Barbed sutures allow a homogeneous distribution of tension along the suture preventing segmental ischaemia, tissue necrosis and secondary infection. Furthermore, they avoid the need for knots, reduce incision closure time and provide better waterproofing compared to CNCS. The synergistic effect of the combination of barbed suture and triclosan coating in reducing the incidence of SSI and other complications such as wound dehiscence has been poorly studied to date. A Spanish randomised clinical trial assessed the effect of using triclosan-coated barbed suture for fascial closure on SSI and evisceration after emergency surgery. Incisional SSI was significantly lower (6.4%) in the triclosan-coated barbed suture group than in the triclosan-coated CNCS group (8.9%) and in the uncoated suture group (23.4%, p = 0.03). The evisceration rate was 0% in the barbed suture group and 8.9% and 12.8%, respectively in the other groups (p = 0.05). The authors concluded that triclosan-coated sutures reduced the risk of SSI and barbed sutures reduced the risk of evisceration and therefore triclosan-coated barbed sutures should be recommended for fascial closure in emergency open surgery [40]. More recently, Johnson et al. have published a multi-institutional, single-arm, retrospective cohort study of patients undergoing open colorectal surgery in which wound closure was performed with triclosan-coated barbed suture. Data were obtained from the Premier Healthcare Database, a database of US hospitals. The overall incidence of wound complications was 7.1%, with the majority being SSIs (6.0%) [41]. [34] To our knowledge, the present study is the first one to have analysed the impact of triclosan-coated barbed suture for fascial closure on the reduction of incisional SSI in patients with colorectal cancer who have undergone elective laparoscopic surgery.

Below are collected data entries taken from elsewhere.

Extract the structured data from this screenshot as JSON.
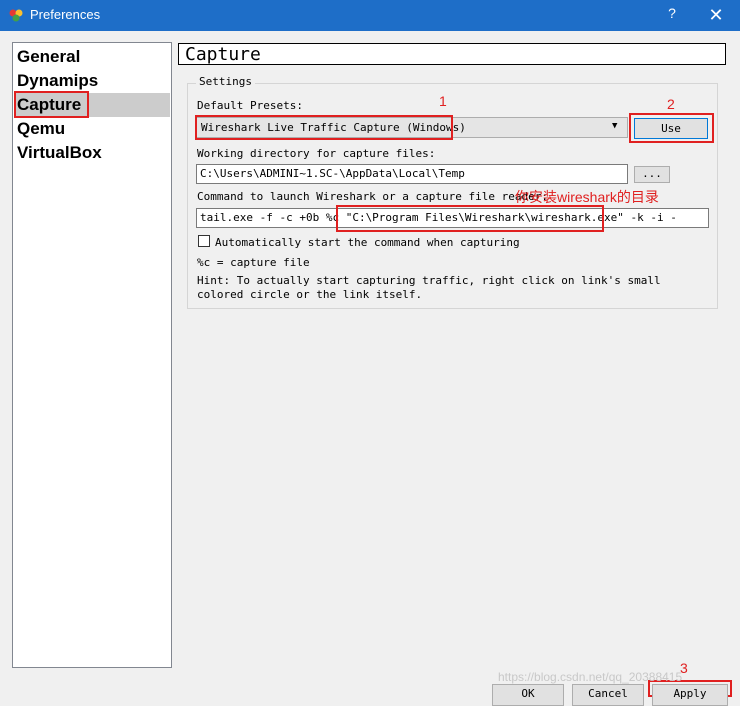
{
  "window": {
    "title": "Preferences",
    "help_label": "?",
    "close_label": "✕"
  },
  "sidebar": {
    "items": [
      {
        "label": "General"
      },
      {
        "label": "Dynamips"
      },
      {
        "label": "Capture"
      },
      {
        "label": "Qemu"
      },
      {
        "label": "VirtualBox"
      }
    ],
    "selected": "Capture"
  },
  "page": {
    "title": "Capture"
  },
  "settings": {
    "group_label": "Settings",
    "presets_label": "Default Presets:",
    "presets_value": "Wireshark Live Traffic Capture (Windows)",
    "use_label": "Use",
    "workdir_label": "Working directory for capture files:",
    "workdir_value": "C:\\Users\\ADMINI~1.SC-\\AppData\\Local\\Temp",
    "browse_label": "...",
    "command_label": "Command to launch Wireshark or a capture file reader:",
    "command_value": "tail.exe -f -c +0b %c  \"C:\\Program Files\\Wireshark\\wireshark.exe\" -k -i -",
    "auto_start_label": "Automatically start the command when capturing",
    "auto_start_checked": false,
    "capture_file_note": "%c = capture file",
    "hint": "Hint: To actually start capturing traffic, right click on link's small colored circle or the link itself."
  },
  "annotations": {
    "num1": "1",
    "num2": "2",
    "num3": "3",
    "install_note": "你安装wireshark的目录"
  },
  "footer": {
    "ok_label": "OK",
    "cancel_label": "Cancel",
    "apply_label": "Apply"
  },
  "watermark": "https://blog.csdn.net/qq_20388415",
  "colors": {
    "titlebar": "#1e6ec8",
    "annotation": "#e02020",
    "selection": "#cccccc",
    "use_focus": "#0078d7"
  }
}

Finally, we acknowledge the limitations of this study. It was an observational study conducted in a single centre and with a selected group of pathologies. In this light its conclusions should be viewed with caution. The retrospective nature of the study could include a possible bias in the selection of the suture for fascial closure. The inclusion only of patients with colorectal cancer could mean that the results cannot be extrapolated to other colorectal pathologies. In the control group, several types of uncoated sutures were used according to the surgeon's preference. In the control group we used polyglactin 920, which is not standard practice for many surgeons and may limit the external validity of the study. In addition, oral antibiotic prophylaxis and mechanical bowel preparation was not used in colon cases and this could reduce the SSI rate. The strengths of this study were that a homogeneous group of patients was included, electively operated on by the same group of colorectal surgeons, with strict protocols for both SSI prevention and perioperative care which remained stable throughout the study period and with extensive patient follow-up. In addition, to reduce potential patient selection bias, propensity score matching was used. This study also provided a prediction model for the risk of wound infection with an area under the curve of 91%, a sensitivity of 91.5% and a specificity of 87.5%.

In conclusion, the use of TCBS in elective laparoscopic colorectal cancer surgery could reduce the incidence of incisional SSI and the length of hospital stays. As this is the most frequently performed procedure in colorectal surgery units, our results could have an important beneficial impact for patients and for the health care system. Well-designed randomised clinical trials are needed to obtain further scientific evidence on the effectiveness of TCBS in reducing SSI and other wound complications in colorectal surgery.